Mukherjee and colleagues also found 32% increased odds of prolonged LOS and 85% higher odds of total charges for black patients in a multivariate analysis.25 Our findings also showed blacks having higher odds of these outcomes, specifically 91% increased odds of prolonged LOS and 87% increased odds of high total charges. Furthermore, our study showed odds of prolonged LOS and high total charges in Hispanics were higher by 53% and 42%, respectively. We defined “high” or “prolonged” as values greater than the 90th percentile for the sample, while Mukherjee may have used a slightly different methodology, likely accounting for the variations in the odds for black patients.
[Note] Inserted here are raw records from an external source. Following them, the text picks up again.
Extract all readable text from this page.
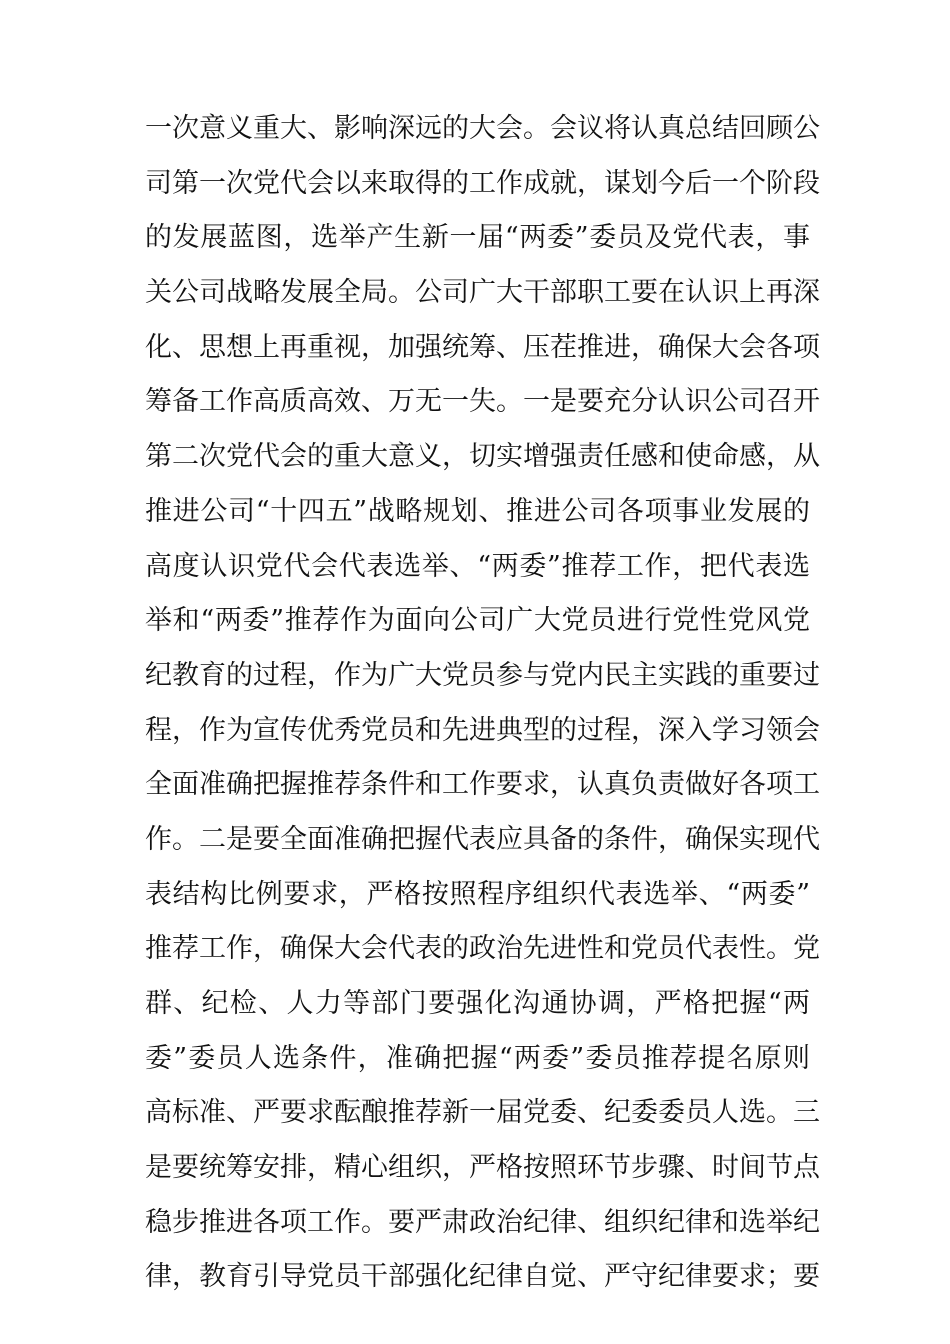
一次意义重大、影响深远的大会。会议将认真总结回顾公
司第一次党代会以来取得的工作成就，谋划今后一个阶段
的发展蓝图，选举产生新一届“两委”委员及党代表，事
关公司战略发展全局。公司广大干部职工要在认识上再深
化、思想上再重视，加强统筹、压茬推进，确保大会各项
筹备工作高质高效、万无一失。一是要充分认识公司召开
第二次党代会的重大意义，切实增强责任感和使命感，从
推进公司“十四五”战略规划、推进公司各项事业发展的
高度认识党代会代表选举、“两委”推荐工作，把代表选
举和“两委”推荐作为面向公司广大党员进行党性党风党
纪教育的过程，作为广大党员参与党内民主实践的重要过
程，作为宣传优秀党员和先进典型的过程，深入学习领会
全面准确把握推荐条件和工作要求，认真负责做好各项工
作。二是要全面准确把握代表应具备的条件，确保实现代
表结构比例要求，严格按照程序组织代表选举、“两委”
推荐工作，确保大会代表的政治先进性和党员代表性。党
群、纪检、人力等部门要强化沟通协调，严格把握“两
委”委员人选条件，准确把握“两委”委员推荐提名原则
高标准、严要求酝酿推荐新一届党委、纪委委员人选。三
是要统筹安排，精心组织，严格按照环节步骤、时间节点
稳步推进各项工作。要严肃政治纪律、组织纪律和选举纪
律，教育引导党员干部强化纪律自觉、严守纪律要求；要
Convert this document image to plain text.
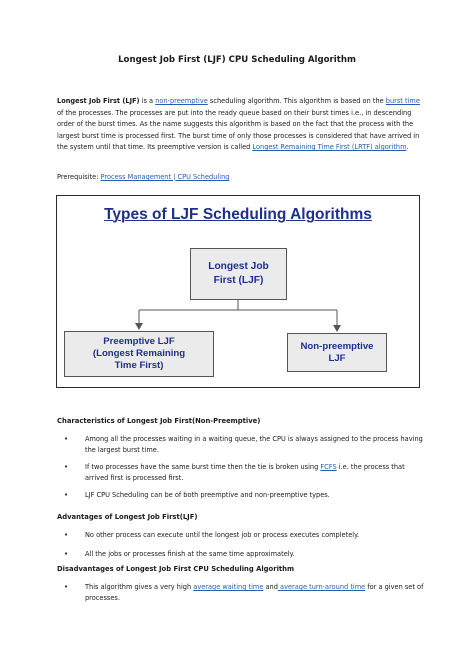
Longest Job First (LJF) CPU Scheduling Algorithm
Longest Job First (LJF) is a non-preemptive scheduling algorithm. This algorithm is based on the burst time of the processes. The processes are put into the ready queue based on their burst times i.e., in descending order of the burst times. As the name suggests this algorithm is based on the fact that the process with the largest burst time is processed first. The burst time of only those processes is considered that have arrived in the system until that time. Its preemptive version is called Longest Remaining Time First (LRTF) algorithm.
Prerequisite: Process Management | CPU Scheduling
Types of LJF Scheduling Algorithms
Longest Job
First (LJF)
Preemptive LJF
(Longest Remaining
Time First)
Non-preemptive
LJF
Characteristics of Longest Job First(Non-Preemptive)
• Among all the processes waiting in a waiting queue, the CPU is always assigned to the process having the largest burst time.
• If two processes have the same burst time then the tie is broken using FCFS i.e. the process that arrived first is processed first.
• LJF CPU Scheduling can be of both preemptive and non-preemptive types.
Advantages of Longest Job First(LJF)
• No other process can execute until the longest job or process executes completely.
• All the jobs or processes finish at the same time approximately.
Disadvantages of Longest Job First CPU Scheduling Algorithm
• This algorithm gives a very high average waiting time and average turn-around time for a given set of processes.
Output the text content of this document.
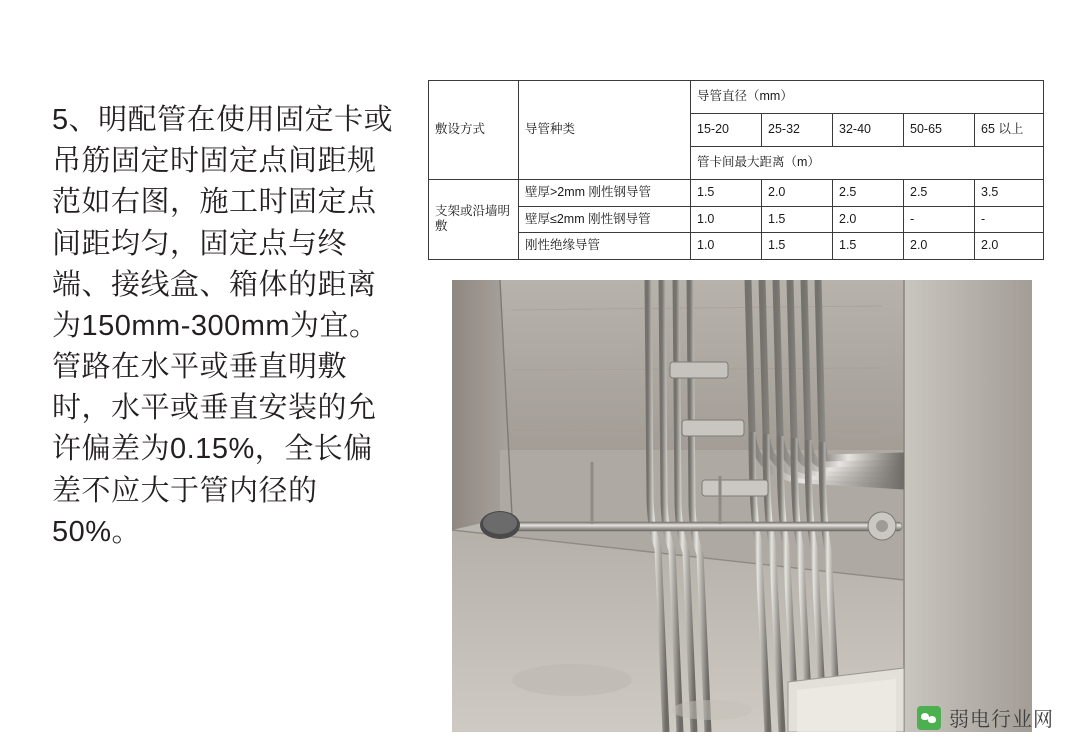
5、明配管在使用固定卡或吊筋固定时固定点间距规范如右图，施工时固定点间距均匀，固定点与终端、接线盒、箱体的距离为150mm-300mm为宜。管路在水平或垂直明敷时，水平或垂直安装的允许偏差为0.15%，全长偏差不应大于管内径的50%。
敷设方式	导管种类	导管直径（mm）				
		15-20	25-32	32-40	50-65	65 以上
		管卡间最大距离（m）				
支架或沿墙明敷	壁厚>2mm 刚性钢导管	1.5	2.0	2.5	2.5	3.5
	壁厚≤2mm 刚性钢导管	1.0	1.5	2.0	-	-
	刚性绝缘导管	1.0	1.5	1.5	2.0	2.0
弱电行业网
Although the NIS is a powerful tool for providing insight into clinical events and outcomes, there are several limitations of this study that we must acknowledge. Racial coding cannot be confirmed as completely accurate for participating institutions in the NIS, and race was the most often missing variable for discharge data, as not all contributing institutions provide race or ethnicity information. It must also be considered that NIS is a claims-based database that is primarily used for reimbursement purposes, which may introduce its own biases compared to other databases used for quality improvement analysis, such as the American College of Surgeons National Surgical Quality Improvement Program database.26 Furthermore, the NIS does not provide any information on the stage, grade or subtype of cancer, preventing any adjustment for these differences in multivariate regression. The NIS additionally does not contain follow-up data post-discharge, preventing us from capturing all postoperative complications. Finally, errors in ICD-9 coding by contributing institutions may affect the quality of NIS data used in this study.
Minorities were generally more likely to face adverse outcomes, particularly black patients who had higher odds of complications, prolonged LOS and high cost of care compared to white patients. Therefore, measures must be taken to improve the quality of care for minorities undergoing surgery for intracranial meningioma.